La promesa de Cho se cumplió dos días después de su muerte, cuando una chica de cabello castaño entregó un paquete al asistente del Ministro, con instrucciones explícitas para que se hiciera público lo que sea que ocultaba el paquete. Dos horas más tarde, unas imágenes de dos mujeres haciendo el amor se mostraron en El Profeta para que todos la vieran. Los ataques contra las minorías sexuales se apagaron, el Ministro se disculpó y anunció que iba a redactar una ley que prohibiera la discriminación en contra de los homosexuales. Hermione imaginó la cara de Cho si supiera lo que había pasado en Inglaterra.

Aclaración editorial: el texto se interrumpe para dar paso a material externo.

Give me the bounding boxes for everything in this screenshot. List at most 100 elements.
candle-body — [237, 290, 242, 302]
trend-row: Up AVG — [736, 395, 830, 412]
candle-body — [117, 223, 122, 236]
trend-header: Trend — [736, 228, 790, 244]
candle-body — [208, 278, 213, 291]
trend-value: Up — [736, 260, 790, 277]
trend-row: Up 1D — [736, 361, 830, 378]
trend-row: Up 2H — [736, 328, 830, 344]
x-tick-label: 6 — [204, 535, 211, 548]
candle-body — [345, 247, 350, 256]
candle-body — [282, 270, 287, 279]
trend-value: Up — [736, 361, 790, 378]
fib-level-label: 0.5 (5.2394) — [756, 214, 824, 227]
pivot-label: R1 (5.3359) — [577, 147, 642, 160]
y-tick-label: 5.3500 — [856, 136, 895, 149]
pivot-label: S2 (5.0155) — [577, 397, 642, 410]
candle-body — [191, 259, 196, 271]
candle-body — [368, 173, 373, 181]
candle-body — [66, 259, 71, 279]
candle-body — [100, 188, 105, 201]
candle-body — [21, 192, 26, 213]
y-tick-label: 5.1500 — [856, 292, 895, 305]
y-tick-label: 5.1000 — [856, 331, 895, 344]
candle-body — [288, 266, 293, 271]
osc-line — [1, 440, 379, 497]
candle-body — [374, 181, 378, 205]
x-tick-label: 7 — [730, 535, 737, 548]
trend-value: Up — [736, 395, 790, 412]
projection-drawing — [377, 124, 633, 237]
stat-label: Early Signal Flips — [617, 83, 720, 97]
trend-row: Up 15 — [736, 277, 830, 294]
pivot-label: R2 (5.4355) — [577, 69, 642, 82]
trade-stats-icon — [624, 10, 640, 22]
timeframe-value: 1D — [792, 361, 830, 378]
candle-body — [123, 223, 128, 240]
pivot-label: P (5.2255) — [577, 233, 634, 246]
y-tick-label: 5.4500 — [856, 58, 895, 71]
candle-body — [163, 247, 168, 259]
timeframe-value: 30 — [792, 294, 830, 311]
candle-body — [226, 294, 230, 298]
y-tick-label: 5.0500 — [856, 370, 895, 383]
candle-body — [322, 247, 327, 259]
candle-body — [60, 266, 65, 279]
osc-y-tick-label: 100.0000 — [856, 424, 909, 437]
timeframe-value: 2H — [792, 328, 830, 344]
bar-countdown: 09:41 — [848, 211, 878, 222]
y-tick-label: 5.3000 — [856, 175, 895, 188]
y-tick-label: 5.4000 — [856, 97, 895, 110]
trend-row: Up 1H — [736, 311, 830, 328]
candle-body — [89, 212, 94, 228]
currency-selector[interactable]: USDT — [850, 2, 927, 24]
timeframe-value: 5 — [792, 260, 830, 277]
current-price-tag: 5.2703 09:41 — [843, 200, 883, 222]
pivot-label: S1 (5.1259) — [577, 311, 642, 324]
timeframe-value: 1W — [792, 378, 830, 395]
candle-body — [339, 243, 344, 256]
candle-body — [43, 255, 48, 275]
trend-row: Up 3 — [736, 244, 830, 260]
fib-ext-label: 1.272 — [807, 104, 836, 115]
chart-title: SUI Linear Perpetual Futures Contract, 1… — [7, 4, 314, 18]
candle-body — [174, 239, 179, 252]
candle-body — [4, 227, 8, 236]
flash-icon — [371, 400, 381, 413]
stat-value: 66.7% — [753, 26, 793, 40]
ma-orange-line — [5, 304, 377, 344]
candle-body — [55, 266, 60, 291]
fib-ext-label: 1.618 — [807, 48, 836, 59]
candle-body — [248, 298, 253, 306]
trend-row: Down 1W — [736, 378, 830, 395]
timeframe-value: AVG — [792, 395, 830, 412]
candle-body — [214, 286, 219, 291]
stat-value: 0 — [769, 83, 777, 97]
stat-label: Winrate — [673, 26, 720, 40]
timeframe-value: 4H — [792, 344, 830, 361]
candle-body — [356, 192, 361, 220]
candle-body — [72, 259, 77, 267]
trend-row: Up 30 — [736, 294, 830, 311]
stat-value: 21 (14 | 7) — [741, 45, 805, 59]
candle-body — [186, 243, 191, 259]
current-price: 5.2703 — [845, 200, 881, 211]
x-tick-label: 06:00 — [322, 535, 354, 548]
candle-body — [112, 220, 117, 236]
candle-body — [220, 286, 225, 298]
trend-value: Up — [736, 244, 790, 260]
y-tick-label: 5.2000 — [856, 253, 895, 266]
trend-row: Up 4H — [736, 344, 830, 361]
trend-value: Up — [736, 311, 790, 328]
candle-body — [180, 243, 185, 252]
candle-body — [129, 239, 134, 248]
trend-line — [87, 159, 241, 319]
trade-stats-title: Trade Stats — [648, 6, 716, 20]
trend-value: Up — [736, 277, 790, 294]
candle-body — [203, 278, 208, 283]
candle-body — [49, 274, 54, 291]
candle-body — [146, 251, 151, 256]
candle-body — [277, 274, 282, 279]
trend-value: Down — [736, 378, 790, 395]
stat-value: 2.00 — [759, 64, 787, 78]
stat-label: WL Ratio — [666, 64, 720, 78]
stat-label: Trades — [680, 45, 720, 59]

El funeral fue como todos los funerales: tristeza, dolor, gente ataviada de negro… todos menos Hermione. Ella asistió usando un vestido decorado con flores de muchos colores y ostentaba una amplia sonrisa de su rostro iluminado por el sol. Porque así lo hubiera querido Cho Chang, una mujer admirable, una chica que no se dejó amedrentar por la muerte y se atrevió a vivir a tope hasta el último segundo de su vida. Con ella, Hermione aprendió que cada instante era valioso, que en cualquier momento algo o alguien podían arrebatarle la vida, que cada minuto podía ser el último y que no valía la pena desperdiciar el tiempo en cosas que no iba a disfrutar, en acciones que sólo contribuían más y más a su miseria. Que no importaba que se terminó, sino que sucedió.

En resumen, la lección más importante que Cho le enseñó a Hermione era apreciar la belleza de cada segundo.


Nota del Autor: Esta historia se me ocurrió después de ver una película que se llama "Antes de partir". Creo que si no hubiese visto la película, no me habría apuntado de nuevo para el reto.